U.K.-based Cairn Energy has said it expects the resolution of its retrospective tax dispute with India in the ‘near term’ and will return $700 million to shareholders through special dividends and buybacks, out of the expected tax refund of $1.06 billion from the government.
“Progress in resolving our Indian tax issue and active portfolio management leave Cairn well-positioned to deliver growth from a sustainable business, focused on generating further value and returns for shareholders,” said Simon Thomson, chief executive of Cairn Energy PLC in its half-yearly report released on Tuesday.
The company is ‘working with Government of India to expedite documentation and payment of refund’ which it expects to be $1.06 billion, it said.
If the refund comes through, the company proposes to give its shareholders $500 million as a ‘special return’ and deploy up to $200 million for a share buyback programme.

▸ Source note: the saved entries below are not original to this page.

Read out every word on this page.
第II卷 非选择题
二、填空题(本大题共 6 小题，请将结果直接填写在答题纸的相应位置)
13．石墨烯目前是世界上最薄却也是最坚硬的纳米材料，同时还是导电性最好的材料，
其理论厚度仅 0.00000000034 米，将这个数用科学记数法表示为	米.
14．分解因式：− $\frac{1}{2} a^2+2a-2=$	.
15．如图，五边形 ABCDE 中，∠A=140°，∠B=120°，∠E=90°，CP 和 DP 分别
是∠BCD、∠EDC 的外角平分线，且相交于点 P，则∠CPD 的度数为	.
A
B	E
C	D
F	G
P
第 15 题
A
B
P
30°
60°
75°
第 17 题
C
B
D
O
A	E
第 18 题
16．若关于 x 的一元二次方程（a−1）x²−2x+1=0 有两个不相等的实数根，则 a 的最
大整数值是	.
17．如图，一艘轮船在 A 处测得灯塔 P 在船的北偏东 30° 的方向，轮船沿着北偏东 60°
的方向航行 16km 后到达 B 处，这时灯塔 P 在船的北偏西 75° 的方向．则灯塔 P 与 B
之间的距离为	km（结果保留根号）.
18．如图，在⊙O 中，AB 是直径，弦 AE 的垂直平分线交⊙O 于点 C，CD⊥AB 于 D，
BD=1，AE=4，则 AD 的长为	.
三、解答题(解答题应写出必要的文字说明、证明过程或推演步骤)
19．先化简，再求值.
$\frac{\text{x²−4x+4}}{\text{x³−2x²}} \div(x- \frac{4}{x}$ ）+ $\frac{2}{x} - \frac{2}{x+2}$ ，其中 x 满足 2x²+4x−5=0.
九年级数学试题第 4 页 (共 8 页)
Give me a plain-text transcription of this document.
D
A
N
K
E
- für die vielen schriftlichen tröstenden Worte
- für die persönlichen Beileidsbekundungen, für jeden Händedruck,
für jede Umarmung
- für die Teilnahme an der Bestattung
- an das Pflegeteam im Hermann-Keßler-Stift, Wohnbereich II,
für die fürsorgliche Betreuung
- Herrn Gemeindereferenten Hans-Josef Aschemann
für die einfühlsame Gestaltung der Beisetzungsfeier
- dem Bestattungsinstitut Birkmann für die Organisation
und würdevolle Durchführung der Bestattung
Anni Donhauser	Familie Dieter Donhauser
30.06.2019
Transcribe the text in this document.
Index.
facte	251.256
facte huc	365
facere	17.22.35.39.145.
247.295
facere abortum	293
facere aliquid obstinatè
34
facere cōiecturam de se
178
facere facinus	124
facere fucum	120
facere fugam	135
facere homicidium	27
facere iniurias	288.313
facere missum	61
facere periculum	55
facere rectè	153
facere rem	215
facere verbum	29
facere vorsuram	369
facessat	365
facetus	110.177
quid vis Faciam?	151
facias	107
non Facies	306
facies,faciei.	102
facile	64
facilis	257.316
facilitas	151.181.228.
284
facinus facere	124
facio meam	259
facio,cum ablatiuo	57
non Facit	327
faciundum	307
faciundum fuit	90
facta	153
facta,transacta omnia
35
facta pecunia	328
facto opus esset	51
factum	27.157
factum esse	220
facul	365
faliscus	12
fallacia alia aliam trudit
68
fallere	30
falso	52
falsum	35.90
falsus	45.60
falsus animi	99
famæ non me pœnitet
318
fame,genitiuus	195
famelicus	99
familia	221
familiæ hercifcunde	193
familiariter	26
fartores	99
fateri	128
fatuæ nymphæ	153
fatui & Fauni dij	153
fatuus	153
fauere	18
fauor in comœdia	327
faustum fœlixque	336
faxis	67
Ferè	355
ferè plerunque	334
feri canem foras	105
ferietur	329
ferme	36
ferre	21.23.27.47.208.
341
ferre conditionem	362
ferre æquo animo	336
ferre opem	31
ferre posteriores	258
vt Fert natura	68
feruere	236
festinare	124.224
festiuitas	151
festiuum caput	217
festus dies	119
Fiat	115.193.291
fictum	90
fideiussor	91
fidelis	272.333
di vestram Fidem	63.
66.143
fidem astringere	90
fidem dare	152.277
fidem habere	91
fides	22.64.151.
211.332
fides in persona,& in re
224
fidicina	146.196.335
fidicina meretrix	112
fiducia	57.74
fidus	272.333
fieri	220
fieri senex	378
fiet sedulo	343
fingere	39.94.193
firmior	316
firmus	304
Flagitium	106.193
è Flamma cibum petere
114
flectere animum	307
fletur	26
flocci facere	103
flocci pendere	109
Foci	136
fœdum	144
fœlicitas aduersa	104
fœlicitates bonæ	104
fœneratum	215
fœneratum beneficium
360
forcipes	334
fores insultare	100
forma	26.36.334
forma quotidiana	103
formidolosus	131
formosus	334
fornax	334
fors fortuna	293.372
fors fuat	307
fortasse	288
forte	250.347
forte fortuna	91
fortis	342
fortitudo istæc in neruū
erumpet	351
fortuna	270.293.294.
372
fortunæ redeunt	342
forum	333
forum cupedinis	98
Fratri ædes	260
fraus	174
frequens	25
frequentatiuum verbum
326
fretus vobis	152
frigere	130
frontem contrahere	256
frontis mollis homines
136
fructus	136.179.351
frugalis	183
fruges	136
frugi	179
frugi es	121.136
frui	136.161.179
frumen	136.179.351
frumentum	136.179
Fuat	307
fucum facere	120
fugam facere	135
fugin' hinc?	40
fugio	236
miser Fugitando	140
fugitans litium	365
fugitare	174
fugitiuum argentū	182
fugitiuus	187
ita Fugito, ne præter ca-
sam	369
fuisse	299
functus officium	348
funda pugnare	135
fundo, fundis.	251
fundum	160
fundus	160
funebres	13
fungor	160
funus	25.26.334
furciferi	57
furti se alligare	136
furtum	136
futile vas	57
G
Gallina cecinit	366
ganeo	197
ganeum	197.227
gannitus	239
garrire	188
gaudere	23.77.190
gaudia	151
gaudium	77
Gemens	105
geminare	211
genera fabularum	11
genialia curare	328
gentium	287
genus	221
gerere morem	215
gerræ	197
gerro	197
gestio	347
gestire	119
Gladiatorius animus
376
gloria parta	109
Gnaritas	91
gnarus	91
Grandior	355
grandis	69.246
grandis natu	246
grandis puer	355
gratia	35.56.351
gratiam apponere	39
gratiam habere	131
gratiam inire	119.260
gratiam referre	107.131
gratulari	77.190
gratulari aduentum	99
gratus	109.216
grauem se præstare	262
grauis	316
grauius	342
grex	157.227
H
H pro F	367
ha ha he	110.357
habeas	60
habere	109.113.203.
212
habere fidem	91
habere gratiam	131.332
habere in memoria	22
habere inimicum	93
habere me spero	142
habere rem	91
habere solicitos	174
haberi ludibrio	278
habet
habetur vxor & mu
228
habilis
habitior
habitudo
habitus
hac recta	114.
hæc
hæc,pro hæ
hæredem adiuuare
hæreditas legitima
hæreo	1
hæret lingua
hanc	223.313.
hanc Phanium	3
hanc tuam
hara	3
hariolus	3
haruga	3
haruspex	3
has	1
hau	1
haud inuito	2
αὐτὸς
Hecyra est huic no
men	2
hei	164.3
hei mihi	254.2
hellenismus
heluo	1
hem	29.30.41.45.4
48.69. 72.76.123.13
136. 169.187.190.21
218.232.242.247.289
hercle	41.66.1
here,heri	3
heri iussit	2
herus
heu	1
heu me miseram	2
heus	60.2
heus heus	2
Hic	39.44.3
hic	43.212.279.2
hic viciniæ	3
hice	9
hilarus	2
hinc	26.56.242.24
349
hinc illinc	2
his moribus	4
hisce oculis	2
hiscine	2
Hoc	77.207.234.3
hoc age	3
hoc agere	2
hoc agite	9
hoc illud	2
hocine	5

The balance of around $300 million, will bolster the firm’s net cash position to ‘pursue value accretive expansion and diversification,’ it said.
The government has recently amended the Income Tax laws to scrap the retrospective tax provisions introduced in 2012-13, under which Cairn was taxed in 2014 for a corporate restructuring undertaken in 2006-07. The tax department had subsequently frozen the firm’s shares as part of the proceedings and sold them off to recover the claimed tax dues.
The company’s disclosure on Tuesday indicates it is positively examining the provisions of the Centre’s amendments of the problematic tax law, which propose to refund the taxes levied if the affected taxpayers drop all pending litigation and forego any interest and damages claims.
The government had issued draft rules to implement the amended law and the final rules are awaited soon as the consultation period on the draft rules ended last week.
An international arbitration tribunal scrutinising the tax dispute held last year that the tax demand was not valid and had even awarded $1.2 billion in damages to Cairn. With the government appealing the arbitration verdict, Cairn has filed lawsuits in several overseas jurisdictions to enforce the tribunal’s award. In France, it has secured a court’s permission to freeze at least 20 Indian properties in Paris.
In the U.S., it is pressing for securing Air India’s assets by arguing that the national carrier is the ‘alter ego’ of the government.